Wednesday, February 21, 2007

US TOUR 2007, DAY THIRTY-EIGHT:

It was dark by the time we got to the Hoover Dam, La Patronne, Susie and I. Earlier, we'd been burning up the tarmac on Route 66. The sun had taken forever to set beyond the mountains. The sky was incredible. Like the cover of "Snakehead".

And then there it was, floodlit, spectacular, an extraordinary feat of engineering accomplished in the nineteen-thirties to harness the power of the Colorado River and bring light to Las Vegas and Los Angeles. We felt dwarfed by it, as slowly we drove around its perimeter, rocks rising sheer around us.

A tower showed a clock set to Arizona time at one side of the dam. It was 8.25pm. On the far side, another clock showed Nevada time. It was 7.25pm. It had been a long drive since our early start in Phoenix more than twelve hours earlier. The hour-long TV interview I recorded with Barbara Peters at nine o'clock that morning, seemed like a week ago.

Since then we had braved barren desert scrubland, mountain roads climbing above the snowline, 5000 feet and more, the spectacular red rocks that rise out of the ground all around the little town of Sedona - rocks like cathedrals, stunning in scale and colour.

And now, as we crested the final ridge in the dark, there it was. Las Vegas. Laid out before us like some vast carpet of light, spread across the desert plain between jagged mountain ranges. If ever there was a way to enter Vegas, this was it, hurtling in on the freeway through a blaze of neon, then swooping down on to The Strip, Susie at the wheel, monuments to man's creative madness rising on all sides.
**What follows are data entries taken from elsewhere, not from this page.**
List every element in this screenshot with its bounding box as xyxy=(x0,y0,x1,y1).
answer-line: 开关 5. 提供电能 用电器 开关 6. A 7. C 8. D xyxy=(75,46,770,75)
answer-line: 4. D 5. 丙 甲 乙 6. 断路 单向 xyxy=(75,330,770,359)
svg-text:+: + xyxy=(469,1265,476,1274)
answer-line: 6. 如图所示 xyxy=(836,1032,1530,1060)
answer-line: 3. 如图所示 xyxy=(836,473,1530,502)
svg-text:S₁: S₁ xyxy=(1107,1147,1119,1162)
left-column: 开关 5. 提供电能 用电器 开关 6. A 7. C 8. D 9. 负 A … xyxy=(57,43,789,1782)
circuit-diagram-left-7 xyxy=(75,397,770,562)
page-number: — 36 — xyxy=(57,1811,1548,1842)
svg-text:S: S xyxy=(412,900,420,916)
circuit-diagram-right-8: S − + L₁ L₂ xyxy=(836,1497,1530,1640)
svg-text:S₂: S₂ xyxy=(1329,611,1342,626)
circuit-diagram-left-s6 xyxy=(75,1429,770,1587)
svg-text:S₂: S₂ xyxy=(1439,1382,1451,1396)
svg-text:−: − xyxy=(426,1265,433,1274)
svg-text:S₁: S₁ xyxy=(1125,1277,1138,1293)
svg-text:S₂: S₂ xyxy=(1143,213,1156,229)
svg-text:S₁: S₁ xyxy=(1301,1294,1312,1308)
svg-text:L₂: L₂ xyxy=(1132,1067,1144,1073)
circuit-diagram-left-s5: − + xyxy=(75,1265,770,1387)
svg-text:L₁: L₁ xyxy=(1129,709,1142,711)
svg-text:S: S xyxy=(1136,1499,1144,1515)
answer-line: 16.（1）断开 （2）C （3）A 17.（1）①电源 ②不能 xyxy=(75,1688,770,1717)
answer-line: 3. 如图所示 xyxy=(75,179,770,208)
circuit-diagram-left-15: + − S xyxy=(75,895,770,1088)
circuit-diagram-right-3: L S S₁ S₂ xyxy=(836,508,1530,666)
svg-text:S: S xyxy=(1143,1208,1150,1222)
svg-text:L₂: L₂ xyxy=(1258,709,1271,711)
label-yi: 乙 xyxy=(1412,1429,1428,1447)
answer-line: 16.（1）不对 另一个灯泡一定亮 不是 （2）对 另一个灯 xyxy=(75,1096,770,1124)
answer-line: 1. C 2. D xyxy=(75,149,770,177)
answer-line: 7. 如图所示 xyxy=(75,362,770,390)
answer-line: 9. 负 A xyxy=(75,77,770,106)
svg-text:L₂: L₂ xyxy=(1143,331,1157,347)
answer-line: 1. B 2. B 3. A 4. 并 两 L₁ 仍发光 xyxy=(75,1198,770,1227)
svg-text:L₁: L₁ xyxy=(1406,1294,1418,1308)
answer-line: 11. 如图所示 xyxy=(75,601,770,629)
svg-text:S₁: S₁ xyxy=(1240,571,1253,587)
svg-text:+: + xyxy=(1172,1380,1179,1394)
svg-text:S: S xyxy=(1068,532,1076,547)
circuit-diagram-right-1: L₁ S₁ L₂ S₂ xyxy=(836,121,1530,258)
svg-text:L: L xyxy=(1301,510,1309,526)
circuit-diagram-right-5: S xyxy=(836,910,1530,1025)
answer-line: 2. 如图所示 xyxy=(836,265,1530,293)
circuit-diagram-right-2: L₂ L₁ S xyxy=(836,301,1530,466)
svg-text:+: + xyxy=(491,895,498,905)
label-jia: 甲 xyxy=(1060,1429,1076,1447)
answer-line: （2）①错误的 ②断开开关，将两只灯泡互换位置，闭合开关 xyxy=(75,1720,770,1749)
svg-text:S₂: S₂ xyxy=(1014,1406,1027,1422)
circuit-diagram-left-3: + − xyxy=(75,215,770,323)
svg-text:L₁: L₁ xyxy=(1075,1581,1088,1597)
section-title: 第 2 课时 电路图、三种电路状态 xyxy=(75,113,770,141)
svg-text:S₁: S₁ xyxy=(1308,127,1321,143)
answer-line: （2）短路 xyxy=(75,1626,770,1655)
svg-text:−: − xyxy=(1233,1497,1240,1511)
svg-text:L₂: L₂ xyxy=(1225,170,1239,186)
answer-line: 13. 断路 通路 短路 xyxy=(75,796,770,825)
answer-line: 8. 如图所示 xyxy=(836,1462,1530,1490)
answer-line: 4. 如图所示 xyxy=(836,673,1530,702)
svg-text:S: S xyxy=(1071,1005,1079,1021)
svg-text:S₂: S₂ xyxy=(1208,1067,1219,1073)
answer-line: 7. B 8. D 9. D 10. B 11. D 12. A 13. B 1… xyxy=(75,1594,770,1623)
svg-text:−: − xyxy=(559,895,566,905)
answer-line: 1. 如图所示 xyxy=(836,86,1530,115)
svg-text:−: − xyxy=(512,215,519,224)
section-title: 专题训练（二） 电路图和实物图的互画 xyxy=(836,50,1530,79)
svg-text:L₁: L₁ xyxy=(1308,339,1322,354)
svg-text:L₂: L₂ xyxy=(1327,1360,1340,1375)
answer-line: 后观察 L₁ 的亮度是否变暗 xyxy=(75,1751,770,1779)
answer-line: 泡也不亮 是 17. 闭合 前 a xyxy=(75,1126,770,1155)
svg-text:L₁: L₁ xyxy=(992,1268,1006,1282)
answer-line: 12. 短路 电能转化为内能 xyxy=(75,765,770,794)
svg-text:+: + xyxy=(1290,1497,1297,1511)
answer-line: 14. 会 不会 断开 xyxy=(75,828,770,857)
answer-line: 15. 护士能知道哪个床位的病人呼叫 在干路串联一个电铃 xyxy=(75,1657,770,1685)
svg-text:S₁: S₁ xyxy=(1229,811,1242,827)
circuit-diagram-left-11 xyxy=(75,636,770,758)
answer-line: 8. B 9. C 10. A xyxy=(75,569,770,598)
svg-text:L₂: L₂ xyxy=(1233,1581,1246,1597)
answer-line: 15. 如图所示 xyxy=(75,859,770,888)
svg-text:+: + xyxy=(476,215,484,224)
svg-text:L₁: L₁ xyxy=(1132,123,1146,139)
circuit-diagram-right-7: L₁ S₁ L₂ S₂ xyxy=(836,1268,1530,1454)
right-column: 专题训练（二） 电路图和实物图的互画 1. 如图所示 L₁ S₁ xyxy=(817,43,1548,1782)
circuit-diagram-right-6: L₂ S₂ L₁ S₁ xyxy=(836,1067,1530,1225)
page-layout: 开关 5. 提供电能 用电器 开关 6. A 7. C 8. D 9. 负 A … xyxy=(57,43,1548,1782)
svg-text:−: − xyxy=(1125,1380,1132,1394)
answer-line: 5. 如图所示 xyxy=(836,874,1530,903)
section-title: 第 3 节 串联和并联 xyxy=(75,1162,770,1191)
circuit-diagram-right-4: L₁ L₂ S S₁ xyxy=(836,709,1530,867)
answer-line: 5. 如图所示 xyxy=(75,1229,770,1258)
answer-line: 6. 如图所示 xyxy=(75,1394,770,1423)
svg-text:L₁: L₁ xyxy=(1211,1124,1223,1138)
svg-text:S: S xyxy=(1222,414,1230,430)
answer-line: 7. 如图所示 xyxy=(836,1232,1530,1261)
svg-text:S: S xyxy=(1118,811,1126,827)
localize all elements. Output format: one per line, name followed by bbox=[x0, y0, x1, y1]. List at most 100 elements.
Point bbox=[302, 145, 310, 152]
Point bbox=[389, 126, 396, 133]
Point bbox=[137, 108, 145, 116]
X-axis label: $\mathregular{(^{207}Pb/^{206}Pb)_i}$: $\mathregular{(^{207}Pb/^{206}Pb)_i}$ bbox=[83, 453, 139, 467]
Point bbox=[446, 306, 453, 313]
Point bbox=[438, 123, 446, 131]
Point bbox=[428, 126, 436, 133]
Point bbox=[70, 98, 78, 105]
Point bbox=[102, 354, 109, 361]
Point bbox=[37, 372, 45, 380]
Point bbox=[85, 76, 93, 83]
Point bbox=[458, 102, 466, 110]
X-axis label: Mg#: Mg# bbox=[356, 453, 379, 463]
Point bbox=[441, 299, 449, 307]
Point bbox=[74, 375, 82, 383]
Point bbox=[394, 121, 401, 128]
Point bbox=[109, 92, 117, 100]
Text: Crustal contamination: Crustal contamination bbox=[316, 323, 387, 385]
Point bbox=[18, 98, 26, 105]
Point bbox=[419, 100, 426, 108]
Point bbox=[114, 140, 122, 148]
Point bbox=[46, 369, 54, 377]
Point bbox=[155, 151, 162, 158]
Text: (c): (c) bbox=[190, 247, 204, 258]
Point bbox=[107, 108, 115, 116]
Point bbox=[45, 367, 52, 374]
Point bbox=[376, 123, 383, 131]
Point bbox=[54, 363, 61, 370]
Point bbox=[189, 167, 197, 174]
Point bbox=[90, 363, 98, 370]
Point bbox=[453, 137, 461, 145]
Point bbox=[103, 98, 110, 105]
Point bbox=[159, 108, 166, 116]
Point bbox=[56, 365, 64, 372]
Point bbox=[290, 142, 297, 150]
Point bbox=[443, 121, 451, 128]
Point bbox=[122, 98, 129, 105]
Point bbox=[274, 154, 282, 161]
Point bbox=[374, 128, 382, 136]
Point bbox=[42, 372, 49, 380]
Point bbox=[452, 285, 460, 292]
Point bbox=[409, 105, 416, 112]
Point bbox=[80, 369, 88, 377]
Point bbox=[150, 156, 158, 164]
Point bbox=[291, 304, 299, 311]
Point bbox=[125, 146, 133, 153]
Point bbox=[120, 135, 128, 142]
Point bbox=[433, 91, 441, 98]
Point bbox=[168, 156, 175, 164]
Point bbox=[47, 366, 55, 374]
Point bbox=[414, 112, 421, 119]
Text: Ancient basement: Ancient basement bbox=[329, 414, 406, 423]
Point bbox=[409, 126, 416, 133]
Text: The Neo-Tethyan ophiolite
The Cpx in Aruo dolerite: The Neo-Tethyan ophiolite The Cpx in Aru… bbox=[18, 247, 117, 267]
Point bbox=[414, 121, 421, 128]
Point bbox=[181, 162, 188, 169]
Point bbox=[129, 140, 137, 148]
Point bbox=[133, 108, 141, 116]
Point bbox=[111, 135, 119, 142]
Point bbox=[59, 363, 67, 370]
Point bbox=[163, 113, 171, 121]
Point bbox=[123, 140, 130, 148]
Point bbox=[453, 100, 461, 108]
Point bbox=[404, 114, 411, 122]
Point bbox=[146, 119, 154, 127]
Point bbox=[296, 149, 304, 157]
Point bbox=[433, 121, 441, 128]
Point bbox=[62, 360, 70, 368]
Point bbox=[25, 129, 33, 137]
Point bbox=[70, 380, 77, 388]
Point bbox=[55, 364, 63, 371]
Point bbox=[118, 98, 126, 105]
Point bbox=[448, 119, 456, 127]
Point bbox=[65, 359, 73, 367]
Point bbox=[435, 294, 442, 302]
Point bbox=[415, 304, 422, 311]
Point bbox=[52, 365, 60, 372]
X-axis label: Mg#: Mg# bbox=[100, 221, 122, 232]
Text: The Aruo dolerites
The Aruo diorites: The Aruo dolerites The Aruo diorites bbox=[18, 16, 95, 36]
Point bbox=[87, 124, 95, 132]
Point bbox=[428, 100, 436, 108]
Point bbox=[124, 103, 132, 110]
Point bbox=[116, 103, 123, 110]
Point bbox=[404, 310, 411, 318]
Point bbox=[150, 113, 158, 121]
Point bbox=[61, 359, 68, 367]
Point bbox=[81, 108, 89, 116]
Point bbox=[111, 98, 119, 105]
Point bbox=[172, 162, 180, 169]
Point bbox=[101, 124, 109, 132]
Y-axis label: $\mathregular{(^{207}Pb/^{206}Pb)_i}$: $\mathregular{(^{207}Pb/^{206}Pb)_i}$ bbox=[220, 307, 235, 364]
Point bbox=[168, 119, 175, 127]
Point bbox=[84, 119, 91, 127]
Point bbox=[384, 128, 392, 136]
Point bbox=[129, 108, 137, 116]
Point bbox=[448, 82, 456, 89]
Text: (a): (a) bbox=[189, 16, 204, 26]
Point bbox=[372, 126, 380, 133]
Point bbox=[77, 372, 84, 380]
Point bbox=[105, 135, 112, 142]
My antipathy for big cities is well-known. But this was an experience not to be missed. For those worshippers of mankind's most fabulous of follies, this is a must-make pilgrimage. It is crazy, but compulsive - escpecially for those gamblers among us.

Treasure Island, Caesar's Palace. And then - how crazy is this? - Paris, the Eiffel Tower. Across the road is Venice. Further along The Strip are Monte Carlo, New York, the Pyramids, Luxor.

We are in the Bellagio. A vast reception area leading into an even larger gambling floor. Row upon row of slot machines, croupiers turning wheels, flipping cards, gathering dice. You have to run the gauntlet of it all to get to the elevators. Clearly they hope to tempt you to lose money en route.

And then our room, on the 26th floor, with ceiling to carpet windows looking out on the Eiffel Tower, and a huge man-made lake with a spectacular water and light show that runs every fifteen minutes.

I stop to pinch myself. It's all so unreal - and at the same time so incredibly real. Because we are here.

A long way from the tiny South Pasadena bookstore of "Book 'Em" that we visited on Sunday to talk to customers and sign books. Or the afternoon drink we shared with our old French neighbours, John and Bettie Jensen in Beverly Hills, before dining at the Los Angeles Country Club - where the maitre d' made me wear a jacket and tie in an attempt to accomplish some veneer of presentability.

Or the long drive through barren moonscapes, punctuated by forests of wind turbines, and a dramatic desert thunderstorm, to the upscale town of Scottsdale on the edge of Phoenix. The vastness overhead on that Arizona desert drive had been extraordinary - a cistine sky of dark, bruising brushstrokes, smeared across a wet, purple fresco (that one's for Ian and Hilary).

Then rain pounding on the skylight as author Mary Anna Evans and myself were interviewed by our publisher, Barbara Peters, before an enthusiastic audience at the Poison Pen bookstore. The one place you don't expect to be cold, or rained upon, is Phoenix. But, then, nothing about this trip is conforming to the expected.

Barbara Peters prays for success...

And now we have a day to play, and I'll leave you to guess at what it is we might get up to in this original sin city. For, after all, what happens in Vegas stays in Vegas.

See you in California.

Writing the Vegas blog...

1 comment:

Anonymous said...

Loved the image of the purple fresco sky . . . reading your Blog from a bruised Leeds skyline!